Le procédé n'a plus de secret pour les fans ou les observateurs les plus avisés : après une tournage, voire pendant les prises de vues, sont organisées plusieurs sessions de projections tests opérées autour d'un premier montage témoin. Une occasion pour le studio et le distributeur de prendre la température d'un film auprès d'un public cible, de mesurer l'efficacité de certains effets, la compréhension ou l'incompréhension éventuelle de l'intrigue générale, et si le montage de la version cinéma devrait insister davantage sur un angle plutôt qu'un autre. Rien d'outrageant sur le papier.

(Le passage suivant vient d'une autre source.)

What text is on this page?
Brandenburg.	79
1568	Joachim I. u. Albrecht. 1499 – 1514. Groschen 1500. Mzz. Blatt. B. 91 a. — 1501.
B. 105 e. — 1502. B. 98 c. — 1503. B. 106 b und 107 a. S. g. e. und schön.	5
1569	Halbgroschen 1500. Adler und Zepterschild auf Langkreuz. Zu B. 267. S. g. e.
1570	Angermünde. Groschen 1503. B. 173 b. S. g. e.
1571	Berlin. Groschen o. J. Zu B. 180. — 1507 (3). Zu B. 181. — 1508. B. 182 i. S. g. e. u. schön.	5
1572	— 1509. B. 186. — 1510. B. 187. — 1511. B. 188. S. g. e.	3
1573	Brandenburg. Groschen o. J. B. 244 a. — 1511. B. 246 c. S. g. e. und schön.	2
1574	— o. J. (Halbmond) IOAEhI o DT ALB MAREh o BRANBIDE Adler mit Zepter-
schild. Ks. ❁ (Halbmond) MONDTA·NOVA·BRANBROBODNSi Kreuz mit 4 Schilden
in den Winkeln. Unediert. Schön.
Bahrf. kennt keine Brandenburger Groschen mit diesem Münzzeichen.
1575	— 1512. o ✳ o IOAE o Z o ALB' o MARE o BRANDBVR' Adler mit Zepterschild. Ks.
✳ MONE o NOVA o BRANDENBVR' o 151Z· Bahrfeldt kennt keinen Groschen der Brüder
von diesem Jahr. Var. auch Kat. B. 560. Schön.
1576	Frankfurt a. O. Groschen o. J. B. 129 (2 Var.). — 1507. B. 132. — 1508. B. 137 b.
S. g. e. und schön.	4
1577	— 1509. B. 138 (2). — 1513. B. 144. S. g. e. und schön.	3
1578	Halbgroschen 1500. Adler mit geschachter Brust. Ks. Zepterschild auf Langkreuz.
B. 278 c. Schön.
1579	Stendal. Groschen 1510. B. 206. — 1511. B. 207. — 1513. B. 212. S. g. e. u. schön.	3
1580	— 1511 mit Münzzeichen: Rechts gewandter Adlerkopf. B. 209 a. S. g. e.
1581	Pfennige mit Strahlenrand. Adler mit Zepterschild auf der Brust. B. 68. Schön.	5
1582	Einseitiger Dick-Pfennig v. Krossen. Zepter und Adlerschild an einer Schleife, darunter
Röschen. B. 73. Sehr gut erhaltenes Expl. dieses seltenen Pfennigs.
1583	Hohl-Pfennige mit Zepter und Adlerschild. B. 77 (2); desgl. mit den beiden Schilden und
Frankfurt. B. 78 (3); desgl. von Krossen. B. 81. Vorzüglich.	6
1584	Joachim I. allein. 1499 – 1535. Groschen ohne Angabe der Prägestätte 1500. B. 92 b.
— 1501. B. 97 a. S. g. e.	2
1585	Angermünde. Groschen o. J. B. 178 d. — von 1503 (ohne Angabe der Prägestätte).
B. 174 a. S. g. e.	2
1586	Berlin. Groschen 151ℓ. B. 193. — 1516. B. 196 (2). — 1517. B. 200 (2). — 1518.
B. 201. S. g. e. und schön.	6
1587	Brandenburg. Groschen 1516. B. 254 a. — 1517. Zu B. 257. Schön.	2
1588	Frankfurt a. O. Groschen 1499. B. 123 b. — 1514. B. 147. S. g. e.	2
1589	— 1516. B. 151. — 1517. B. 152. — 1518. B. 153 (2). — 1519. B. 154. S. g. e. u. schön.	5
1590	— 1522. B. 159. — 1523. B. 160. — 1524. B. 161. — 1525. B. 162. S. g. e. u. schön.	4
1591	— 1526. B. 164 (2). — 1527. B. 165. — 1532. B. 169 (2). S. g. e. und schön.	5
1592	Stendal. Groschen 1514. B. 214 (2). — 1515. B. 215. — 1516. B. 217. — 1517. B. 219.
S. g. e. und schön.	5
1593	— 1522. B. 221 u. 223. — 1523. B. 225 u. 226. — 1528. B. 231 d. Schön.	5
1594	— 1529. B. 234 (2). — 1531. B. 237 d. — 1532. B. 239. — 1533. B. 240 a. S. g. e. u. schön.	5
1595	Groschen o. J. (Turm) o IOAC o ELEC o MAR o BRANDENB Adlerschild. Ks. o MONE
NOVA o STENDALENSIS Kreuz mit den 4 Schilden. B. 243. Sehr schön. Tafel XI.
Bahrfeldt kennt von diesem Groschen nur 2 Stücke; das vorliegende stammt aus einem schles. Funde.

Cela étant, il est de plus en plus fréquent chez les producteurs mal intentionnés que ces projections, plus ou moins bien orientées, servent d'argument pour faire pression sur un cinéaste et imposer une ou plusieurs ingérences créatives. En vendant l'idée aux équipes artistiques que le film n'aurait pas plu dans sa forme actuelle, ou, dans le cas du Annihilation d'Alex Garland ou du Lucy in the Sky de Noah Hawley, que le scénario serait tantôt trop sombre, tantôt trop complexe à aborder pour un spectateur lambda. Si Garland aura par exemple eu gain de cause contre Paramount, grâce au soutien de certaines grosses têtes d'Hollywood, Hawley, créateur de Legion, aura à l'inverse été forcé par Fox Searchlight (ou Disney) de retourner une partie du film pour le rendre "plus simple" suite aux projections tests.
Dans le cas de
Warner Bros., on se souviendra
du cas très similaire de David Ayer, parti au départ vers un angle de polar pessimiste et rattrapé par le studio suite à des projections tests, qui orientaient le montage de
Suicide Squad sous un angle de comédie. La direction que prendra le projet suite à ces nouvelles directives entrera dans la légende des cas de mauvaise gestion à Hollywood dans cette catégorie d'adaptations à licences.
Avec
Birds of Prey, le studio semblait décidé à expérimenter,
avec un film moins cher et vraisemblablement plus esthétique ou moins semblable à l'offre concurrente. Reste à espérer que
Warner Bros. ne compte pas répéter les fameuses ingérences de production qui auront formé la malencontreuse saga
Justice League, rattrapée par l'appât du gain et l'envie de faire du
Marvel contre l'avis des créatifs. A voir selon comment s'orchestreront les phases de tournage additionnel, si celles-ci ont bien lieu.